L'exercice seul a considérablement amélioré la force d'extension du genou, qui aide des activités comme se lever et monter les escaliers. Cependant, le supplément de protéines en soi n'a pas produit d'améliorations significatives dans les résultats mesurés.
Fait intéressant, les auteurs ont noté qu'aucun des traitements – qu'ils soient seuls ou combinés – avaient un effet significatif sur la masse musculaire globale par rapport à la taille du corps.
Comment cela s'applique-t-il à la vraie vie
Cette étude montre que la combinaison de l'entraînement en force avec un apport adéquat en protéines peut améliorer la masse musculaire, la force et la vitesse de marche – des facteurs clés qui soutiennent une meilleure fonction chez les femmes d'âge moyen et plus âgées atteintes de sarcopénie.
Mais le message s'applique largement. Les femmes de tous âges qui souhaitent maintenir la force et l'indépendance devraient hiérarchiser l'exercice basé sur la résistance avec un apport quotidien en protéines soutenant ces gains.
Pour commencer, visez à intégrer l'entraînement en résistance au moins deux fois par semaine en utilisant des exercices de poids corporel, des bandes de résistance ou des poids légers. Assurez-vous de vérifier d'abord auprès de votre fournisseur de soins de santé si vous êtes sédentaire depuis longtemps ou si vous avez des problèmes de santé.
Efforcez-vous d'un apport quotidien en protéines d'au moins 0,8 gramme par kilogramme de poids corporel par jour – les directives alimentaires de 2020-2025 pour les Américains recommandent que la plupart des adultes de 19 ans et plus consomment 10% à 35% de leurs calories quotidiennes à partir de protéines, qui représentent environ 200 à 700 calories pour un régime alimentaire de 2 000 calories.
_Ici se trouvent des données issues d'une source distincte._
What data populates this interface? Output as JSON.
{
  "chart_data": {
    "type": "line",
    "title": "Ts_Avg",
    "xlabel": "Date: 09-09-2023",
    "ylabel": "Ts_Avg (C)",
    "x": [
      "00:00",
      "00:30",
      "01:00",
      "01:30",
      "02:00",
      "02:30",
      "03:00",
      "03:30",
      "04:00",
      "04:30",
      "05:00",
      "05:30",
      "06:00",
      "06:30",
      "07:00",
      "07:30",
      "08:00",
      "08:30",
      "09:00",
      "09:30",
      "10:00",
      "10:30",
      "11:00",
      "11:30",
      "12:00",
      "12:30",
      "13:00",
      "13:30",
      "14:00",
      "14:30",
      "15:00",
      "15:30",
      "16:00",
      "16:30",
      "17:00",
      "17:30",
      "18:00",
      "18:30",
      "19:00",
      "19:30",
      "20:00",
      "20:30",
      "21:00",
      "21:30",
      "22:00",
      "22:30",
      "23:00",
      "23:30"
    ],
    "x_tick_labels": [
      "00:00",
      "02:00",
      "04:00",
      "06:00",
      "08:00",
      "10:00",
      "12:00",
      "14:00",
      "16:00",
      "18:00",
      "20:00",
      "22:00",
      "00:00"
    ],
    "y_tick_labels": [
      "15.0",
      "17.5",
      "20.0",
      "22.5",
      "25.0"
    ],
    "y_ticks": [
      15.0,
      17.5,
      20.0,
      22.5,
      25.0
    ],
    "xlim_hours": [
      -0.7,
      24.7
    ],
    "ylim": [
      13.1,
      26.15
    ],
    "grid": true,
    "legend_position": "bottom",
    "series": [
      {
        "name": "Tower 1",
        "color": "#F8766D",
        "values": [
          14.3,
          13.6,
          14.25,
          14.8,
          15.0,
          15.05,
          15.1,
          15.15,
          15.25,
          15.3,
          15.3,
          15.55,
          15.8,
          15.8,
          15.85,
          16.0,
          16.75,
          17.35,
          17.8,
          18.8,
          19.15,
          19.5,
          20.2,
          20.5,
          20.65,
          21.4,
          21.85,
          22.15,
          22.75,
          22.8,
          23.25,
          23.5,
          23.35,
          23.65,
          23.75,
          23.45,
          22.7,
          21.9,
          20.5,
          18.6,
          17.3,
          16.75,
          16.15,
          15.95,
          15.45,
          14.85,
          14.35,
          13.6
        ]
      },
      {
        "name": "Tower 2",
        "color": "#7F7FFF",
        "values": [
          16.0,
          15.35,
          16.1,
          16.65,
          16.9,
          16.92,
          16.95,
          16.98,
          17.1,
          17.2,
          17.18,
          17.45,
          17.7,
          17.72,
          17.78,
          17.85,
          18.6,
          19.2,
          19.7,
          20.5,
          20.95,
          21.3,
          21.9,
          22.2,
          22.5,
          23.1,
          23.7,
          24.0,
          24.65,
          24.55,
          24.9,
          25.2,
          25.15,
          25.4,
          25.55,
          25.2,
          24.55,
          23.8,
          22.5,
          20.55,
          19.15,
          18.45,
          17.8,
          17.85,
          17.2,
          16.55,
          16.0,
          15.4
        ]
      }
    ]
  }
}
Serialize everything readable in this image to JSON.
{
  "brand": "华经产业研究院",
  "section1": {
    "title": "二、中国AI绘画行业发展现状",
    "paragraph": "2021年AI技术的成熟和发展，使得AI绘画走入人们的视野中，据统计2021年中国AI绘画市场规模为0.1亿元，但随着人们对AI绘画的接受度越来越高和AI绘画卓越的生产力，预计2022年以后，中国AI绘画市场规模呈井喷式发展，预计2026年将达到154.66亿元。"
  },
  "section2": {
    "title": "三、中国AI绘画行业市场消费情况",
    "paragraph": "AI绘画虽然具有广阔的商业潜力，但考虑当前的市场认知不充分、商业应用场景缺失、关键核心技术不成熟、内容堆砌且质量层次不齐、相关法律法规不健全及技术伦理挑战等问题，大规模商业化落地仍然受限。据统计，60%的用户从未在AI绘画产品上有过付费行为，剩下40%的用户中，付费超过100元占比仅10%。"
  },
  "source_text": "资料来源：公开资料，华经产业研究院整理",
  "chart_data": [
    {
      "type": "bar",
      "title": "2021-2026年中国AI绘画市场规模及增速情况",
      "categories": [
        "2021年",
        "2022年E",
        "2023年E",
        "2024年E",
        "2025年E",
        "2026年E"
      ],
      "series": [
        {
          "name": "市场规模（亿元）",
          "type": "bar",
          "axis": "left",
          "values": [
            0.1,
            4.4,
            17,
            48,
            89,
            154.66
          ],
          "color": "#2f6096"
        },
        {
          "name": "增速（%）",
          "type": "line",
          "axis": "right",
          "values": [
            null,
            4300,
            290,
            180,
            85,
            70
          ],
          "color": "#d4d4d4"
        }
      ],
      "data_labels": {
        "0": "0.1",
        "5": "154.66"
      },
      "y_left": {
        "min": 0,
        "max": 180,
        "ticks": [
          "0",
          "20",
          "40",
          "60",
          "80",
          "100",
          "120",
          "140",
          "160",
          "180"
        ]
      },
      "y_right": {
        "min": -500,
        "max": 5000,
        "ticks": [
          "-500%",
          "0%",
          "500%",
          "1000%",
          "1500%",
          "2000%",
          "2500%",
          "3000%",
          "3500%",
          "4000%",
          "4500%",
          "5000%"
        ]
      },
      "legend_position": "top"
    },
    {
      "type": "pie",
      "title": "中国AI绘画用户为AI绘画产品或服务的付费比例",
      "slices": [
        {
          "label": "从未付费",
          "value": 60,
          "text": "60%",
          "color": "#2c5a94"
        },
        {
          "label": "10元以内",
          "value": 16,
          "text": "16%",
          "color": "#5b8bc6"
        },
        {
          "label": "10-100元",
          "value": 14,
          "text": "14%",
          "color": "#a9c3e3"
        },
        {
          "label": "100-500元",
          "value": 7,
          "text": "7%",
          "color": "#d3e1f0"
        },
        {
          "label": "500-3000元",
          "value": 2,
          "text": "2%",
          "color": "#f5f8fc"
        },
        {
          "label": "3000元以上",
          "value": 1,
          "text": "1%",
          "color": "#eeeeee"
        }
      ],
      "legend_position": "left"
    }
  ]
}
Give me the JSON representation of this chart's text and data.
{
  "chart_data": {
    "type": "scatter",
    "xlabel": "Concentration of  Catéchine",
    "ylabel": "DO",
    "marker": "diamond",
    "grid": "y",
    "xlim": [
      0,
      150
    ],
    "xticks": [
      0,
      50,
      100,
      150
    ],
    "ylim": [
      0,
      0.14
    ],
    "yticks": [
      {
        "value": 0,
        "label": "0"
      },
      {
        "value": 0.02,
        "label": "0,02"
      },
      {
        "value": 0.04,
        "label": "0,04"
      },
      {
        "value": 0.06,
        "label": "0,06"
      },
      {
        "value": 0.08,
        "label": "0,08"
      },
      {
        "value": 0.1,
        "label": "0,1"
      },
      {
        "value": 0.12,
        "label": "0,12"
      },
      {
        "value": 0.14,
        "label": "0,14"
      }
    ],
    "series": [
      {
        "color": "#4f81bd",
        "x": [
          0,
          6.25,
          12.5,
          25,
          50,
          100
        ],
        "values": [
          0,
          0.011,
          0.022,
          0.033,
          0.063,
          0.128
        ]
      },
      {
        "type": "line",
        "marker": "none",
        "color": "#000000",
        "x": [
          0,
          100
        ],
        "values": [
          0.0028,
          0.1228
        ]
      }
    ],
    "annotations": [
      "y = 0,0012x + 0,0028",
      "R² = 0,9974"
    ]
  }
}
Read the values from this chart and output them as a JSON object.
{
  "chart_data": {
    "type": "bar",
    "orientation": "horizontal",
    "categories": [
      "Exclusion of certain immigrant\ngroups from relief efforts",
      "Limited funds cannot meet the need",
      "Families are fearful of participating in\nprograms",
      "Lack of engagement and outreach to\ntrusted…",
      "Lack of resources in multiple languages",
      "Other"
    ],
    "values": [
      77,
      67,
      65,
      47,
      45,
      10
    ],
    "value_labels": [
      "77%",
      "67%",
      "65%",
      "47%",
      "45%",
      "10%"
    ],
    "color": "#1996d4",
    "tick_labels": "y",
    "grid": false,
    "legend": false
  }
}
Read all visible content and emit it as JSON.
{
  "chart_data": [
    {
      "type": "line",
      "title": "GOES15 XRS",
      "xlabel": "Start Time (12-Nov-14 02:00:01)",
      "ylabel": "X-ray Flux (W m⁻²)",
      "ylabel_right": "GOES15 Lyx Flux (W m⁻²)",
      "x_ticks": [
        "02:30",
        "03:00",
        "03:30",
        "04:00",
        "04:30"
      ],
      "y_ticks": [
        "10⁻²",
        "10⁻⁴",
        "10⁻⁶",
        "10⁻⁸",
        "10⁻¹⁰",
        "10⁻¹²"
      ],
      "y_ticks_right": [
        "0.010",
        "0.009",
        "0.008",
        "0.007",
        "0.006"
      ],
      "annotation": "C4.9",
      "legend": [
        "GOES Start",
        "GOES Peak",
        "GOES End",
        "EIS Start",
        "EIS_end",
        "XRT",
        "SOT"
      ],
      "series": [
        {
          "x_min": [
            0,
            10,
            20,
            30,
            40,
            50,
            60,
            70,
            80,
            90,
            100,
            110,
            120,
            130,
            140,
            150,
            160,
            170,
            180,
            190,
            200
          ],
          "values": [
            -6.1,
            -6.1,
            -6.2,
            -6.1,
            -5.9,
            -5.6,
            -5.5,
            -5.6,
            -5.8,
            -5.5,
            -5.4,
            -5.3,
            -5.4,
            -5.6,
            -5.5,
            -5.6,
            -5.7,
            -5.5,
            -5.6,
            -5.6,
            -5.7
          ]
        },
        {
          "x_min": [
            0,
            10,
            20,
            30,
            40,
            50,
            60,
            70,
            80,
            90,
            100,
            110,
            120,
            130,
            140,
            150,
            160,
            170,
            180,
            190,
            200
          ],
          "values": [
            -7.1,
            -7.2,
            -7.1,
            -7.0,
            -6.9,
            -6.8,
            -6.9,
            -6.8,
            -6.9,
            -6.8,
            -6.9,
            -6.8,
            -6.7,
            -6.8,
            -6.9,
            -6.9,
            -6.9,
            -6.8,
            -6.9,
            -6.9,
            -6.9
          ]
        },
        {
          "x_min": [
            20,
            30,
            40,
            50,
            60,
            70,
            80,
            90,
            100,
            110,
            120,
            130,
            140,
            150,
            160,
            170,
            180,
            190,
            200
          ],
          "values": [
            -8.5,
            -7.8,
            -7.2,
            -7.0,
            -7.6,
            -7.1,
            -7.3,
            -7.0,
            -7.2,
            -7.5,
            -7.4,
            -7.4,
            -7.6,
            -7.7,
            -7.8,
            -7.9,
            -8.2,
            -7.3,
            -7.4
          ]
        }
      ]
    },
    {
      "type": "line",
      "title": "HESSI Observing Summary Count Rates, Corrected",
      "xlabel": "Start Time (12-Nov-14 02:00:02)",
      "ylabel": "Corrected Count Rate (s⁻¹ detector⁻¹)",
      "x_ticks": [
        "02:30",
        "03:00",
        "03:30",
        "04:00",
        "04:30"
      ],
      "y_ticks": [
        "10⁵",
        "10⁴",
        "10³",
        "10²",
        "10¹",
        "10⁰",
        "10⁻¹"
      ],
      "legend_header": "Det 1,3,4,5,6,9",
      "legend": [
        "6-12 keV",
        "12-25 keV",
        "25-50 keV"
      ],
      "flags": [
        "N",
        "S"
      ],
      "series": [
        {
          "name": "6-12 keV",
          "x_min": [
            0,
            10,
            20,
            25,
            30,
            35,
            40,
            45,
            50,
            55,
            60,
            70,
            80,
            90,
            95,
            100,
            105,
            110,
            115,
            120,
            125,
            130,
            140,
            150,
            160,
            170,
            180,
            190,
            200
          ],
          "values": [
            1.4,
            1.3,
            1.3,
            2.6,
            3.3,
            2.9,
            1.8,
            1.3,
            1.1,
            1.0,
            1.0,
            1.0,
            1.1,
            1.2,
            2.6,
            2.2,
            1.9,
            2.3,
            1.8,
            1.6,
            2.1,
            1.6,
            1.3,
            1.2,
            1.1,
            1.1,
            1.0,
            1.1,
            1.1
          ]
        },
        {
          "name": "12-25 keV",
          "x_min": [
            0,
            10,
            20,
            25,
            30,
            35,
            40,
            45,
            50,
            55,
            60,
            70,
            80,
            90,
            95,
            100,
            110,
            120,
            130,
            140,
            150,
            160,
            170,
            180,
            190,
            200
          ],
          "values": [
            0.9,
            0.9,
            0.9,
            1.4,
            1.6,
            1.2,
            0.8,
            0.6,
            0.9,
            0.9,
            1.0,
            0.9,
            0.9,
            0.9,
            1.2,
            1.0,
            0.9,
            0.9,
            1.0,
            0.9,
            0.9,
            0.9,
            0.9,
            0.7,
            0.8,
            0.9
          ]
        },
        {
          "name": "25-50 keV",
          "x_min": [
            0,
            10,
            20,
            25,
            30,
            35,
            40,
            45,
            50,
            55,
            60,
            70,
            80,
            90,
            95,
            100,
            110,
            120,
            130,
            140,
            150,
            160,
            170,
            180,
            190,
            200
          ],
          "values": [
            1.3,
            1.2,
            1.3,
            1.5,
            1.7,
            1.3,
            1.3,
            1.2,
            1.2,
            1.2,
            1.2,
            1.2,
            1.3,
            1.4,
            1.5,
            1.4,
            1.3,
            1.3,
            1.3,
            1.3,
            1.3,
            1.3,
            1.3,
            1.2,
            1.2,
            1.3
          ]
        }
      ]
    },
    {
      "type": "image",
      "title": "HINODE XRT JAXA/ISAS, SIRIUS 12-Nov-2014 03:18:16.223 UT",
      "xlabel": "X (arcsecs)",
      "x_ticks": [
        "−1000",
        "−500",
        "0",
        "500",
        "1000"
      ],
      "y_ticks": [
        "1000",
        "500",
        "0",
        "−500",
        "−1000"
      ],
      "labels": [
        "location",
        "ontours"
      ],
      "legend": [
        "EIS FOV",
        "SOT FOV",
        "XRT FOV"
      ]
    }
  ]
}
Choisissez des sources de protéines de haute qualité comme les viandes maigres, les produits laitiers faibles en gras, les œufs, le soja, les noix, les graines et les légumineuses.
Si vous avez du mal à manger suffisamment de protéines chaque jour, envisagez de vous enregistrer avec un fournisseur de soins de santé sur le type de suppléments de protéines pourrait être une bonne option pour vous.
Notre expert Take
Le maintien des muscles à mesure que vous vieillissez consiste à rester mobile, indépendant et résilient. Cette étude renforce l'idée que l'entraînement en résistance est essentiel et lorsqu'il est associé à suffisamment de protéines, il peut considérablement améliorer la force, la vitesse de marche et la fonction physique. Peu importe votre âge, il vaut la peine de faire de l'entraînement en force et des protéines une partie cohérente de votre routine pour soutenir la santé et la qualité de vie à long terme.